Guantanamo Abuse Detailed in FBI Letter

Times Staff Writer

FBI agents observed U.S. soldiers mistreating terrorism suspects at Guantanamo Bay, Cuba, as early as 2002, but the Pentagon has done little to investigate, a letter from a senior agency counter-terrorism official said.

Agents visiting the U.S. naval base prison said they saw military and civilian interrogators using “highly aggressive” techniques to exact information from detainees captured on battlefields in Afghanistan.

In one incident, a soldier reportedly bent a prisoner’s thumbs back and “grabbed his genitals.” In another, an FBI agent saw a detainee “gagged with duct tape” for refusing to stop chanting from the Koran.


In a third episode, a prisoner allegedly was threatened with a dog and the man was placed for three months in “intense isolation,” causing him to experience “extreme psychological trauma.”

All three reported incidents were described in a letter this summer from Thomas Harrington, deputy assistant director of the FBI’s counter-terrorism division, to Maj. Gen. Donald J. Ryder, head of the Army’s Criminal Investigation Command. Harrington said that the FBI had detailed its concerns with Pentagon officials after its agents witnessed the questionable treatment.

Harrington also told Ryder in the July 14 letter that an FBI agent reported one interrogator had treated detainees so harshly that they often ended up “curling into a fetal position on the floor and crying in pain.”

In the letter, first reported by Associated Press and obtained by the Los Angeles Times, Harrington expressed frustration that the military did not appear to be taking the FBI’s allegations seriously.

“I have no record that our specific concerns regarding these three situations were communicated to DOD [the Department of Defense] for appropriate action,” he wrote.

However, the Pentagon said Monday that the incidents were under investigation as part of a larger internal inquiry into allegations of prisoner abuse at Guantanamo Bay. The overall investigation has substantiated at least 10 incidents of minor misconduct since 2003. They include a female interrogator climbing on top of a detainee’s lap and a guard striking a detainee.
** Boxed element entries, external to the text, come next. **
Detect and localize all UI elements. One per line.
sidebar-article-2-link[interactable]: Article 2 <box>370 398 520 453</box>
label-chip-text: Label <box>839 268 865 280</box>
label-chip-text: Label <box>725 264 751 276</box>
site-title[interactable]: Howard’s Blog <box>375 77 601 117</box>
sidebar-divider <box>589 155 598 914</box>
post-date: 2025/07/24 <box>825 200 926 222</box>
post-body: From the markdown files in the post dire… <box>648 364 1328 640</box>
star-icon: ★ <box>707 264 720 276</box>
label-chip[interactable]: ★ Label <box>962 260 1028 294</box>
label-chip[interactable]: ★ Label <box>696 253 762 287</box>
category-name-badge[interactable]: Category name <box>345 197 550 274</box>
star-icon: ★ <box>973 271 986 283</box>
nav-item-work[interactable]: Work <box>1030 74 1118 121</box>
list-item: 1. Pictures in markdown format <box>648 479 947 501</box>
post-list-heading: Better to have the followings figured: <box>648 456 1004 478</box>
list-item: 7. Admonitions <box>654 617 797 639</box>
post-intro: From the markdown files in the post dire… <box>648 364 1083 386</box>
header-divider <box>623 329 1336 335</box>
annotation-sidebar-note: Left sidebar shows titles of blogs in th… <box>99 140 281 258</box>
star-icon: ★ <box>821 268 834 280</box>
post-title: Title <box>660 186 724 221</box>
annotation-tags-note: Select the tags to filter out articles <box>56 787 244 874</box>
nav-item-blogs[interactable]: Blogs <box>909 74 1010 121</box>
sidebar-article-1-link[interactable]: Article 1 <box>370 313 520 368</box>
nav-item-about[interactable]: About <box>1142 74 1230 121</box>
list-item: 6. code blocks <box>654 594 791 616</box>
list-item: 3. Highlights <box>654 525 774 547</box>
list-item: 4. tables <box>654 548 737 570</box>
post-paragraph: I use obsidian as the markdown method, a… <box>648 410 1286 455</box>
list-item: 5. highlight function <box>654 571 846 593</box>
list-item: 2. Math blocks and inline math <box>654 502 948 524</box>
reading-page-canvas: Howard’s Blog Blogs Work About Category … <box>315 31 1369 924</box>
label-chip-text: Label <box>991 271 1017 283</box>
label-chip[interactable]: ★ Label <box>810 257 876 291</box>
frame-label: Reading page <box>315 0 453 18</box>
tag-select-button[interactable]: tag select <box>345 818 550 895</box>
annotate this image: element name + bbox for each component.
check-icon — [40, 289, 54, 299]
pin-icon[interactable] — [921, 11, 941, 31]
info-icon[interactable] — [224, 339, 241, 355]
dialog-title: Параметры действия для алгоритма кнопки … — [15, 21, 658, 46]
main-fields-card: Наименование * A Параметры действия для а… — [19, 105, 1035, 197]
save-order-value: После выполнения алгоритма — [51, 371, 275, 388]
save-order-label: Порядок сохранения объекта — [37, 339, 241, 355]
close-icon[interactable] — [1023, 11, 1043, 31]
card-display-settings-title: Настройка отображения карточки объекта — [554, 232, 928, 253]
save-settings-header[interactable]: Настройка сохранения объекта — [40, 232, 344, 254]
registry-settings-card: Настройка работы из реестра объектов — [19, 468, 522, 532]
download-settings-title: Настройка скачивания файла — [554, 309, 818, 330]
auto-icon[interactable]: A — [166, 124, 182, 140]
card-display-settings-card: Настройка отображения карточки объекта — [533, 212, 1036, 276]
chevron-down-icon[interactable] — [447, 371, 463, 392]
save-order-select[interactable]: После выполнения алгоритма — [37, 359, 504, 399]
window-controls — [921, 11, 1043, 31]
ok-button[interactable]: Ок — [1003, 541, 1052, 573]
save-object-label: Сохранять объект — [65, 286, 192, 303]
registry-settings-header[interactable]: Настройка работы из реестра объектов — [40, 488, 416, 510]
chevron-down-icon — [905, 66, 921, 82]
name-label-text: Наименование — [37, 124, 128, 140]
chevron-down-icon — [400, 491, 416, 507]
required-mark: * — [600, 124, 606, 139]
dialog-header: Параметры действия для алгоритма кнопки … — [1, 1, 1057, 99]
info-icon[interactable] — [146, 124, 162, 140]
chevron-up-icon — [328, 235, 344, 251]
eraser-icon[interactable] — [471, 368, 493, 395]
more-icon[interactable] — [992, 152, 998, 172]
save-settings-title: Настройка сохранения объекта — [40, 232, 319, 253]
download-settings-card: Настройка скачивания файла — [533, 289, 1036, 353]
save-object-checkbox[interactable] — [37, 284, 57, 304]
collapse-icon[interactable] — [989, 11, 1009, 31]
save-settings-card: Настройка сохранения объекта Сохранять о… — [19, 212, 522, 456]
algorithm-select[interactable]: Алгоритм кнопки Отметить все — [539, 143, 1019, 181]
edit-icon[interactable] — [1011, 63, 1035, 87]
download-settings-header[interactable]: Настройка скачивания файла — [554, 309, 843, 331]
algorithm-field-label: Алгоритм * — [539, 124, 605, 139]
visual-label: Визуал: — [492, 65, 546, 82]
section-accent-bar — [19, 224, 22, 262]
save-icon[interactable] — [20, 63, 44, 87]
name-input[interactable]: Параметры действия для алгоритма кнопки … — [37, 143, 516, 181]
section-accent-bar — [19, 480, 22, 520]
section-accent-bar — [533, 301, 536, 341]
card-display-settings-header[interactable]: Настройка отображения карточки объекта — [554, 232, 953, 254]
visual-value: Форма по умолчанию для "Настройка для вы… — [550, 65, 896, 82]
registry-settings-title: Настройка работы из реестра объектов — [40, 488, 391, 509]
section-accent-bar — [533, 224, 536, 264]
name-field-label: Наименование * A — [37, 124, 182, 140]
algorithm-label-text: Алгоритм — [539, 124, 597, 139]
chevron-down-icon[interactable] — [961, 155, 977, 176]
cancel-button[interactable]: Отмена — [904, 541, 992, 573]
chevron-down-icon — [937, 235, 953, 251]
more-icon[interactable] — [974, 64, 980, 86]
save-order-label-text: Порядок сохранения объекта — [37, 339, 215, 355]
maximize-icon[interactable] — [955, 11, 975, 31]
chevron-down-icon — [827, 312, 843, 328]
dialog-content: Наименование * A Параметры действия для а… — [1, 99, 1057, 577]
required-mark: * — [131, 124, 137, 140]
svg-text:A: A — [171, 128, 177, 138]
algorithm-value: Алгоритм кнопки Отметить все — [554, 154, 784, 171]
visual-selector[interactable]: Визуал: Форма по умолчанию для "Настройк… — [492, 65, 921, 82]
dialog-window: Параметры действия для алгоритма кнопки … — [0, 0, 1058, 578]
“We report all allegations of mistreatment to the chain of command,” Army Brig. Gen. Jay Hood, commander of the joint task force that oversees some 550 prisoners at Guantanamo Bay, said Monday. “We take all allegations seriously and investigate each one fully.”

The FBI complaints to the Pentagon represent some of the earliest allegations of prisoner abuse, coming a year before revelations of detainee mistreatment at the U.S.-run Abu Ghraib prison in Iraq. The FBI’s charges have surfaced as criminal trials and investigations center on misconduct at military-run holding facilities.

The Times also obtained copies of e-mails Harrington sent to other FBI officials suggesting that agents told military authorities at Guantanamo Bay that there were proven nonviolent methods for extracting information from prisoners.

In one message, Harrington said the military was involved in “interrogation strategies we not only advised against, but questioned in terms of effectiveness,” and that the military often was “producing information that was not reliable.”

Harrington added that he personally visited the prison as a senior counter-terrorism official. “I voiced concerns that the intel produced was nothing more than what FBI got using simple investigative techniques” that did not involve violence, he wrote.

In the first incident detailed in the July 14 letter, Harrington wrote that an FBI agent reportedly saw a detainee “grimace in pain” in October 2002 and that the agent was told by a Marine that an interrogator identified only as “Sgt. Stacey” had “grabbed the detainee’s thumbs and bent them backwards and indicated that she also grabbed his genitals.”


In an aside, “the Marine also implied that her treatment of that detainee was less harsh than her treatment of others,” Harrington wrote. The Marine indicated that “he had seen her treatment of other detainees result in detainees curling into a fetal position on the floor and crying in pain.”

In the second incident reported that month, an FBI agent said he was observing an interrogation when a civilian contractor asked him to come see something else. The agent was directed to “an unknown bearded, long-haired detainee in another interrogation room. The detainee had been gagged with duct tape that covered much of his head,” Harrington said.

The agent asked a soldier whether the detainee was being punished for spitting at interrogators. The soldier “laughed and stated that the detainee had been chanting the Koran and would not stop.”

The third case occurred in September or October 2002 when “FBI agents observed that a canine was used in an aggressive manner to intimidate” a detainee. In November of that year, FBI agents realized that the detainee also “had been subjected to intense isolation for over three months ... in a cell that was always flooded with light,” according to Harrington’s letter.

“By late November the detainee was evidencing behavior consistent with extreme psychological trauma” and was “talking to nonexistent people, reporting hearing voices, crouching in a corner of the cell covered with a sheet for hours on end.”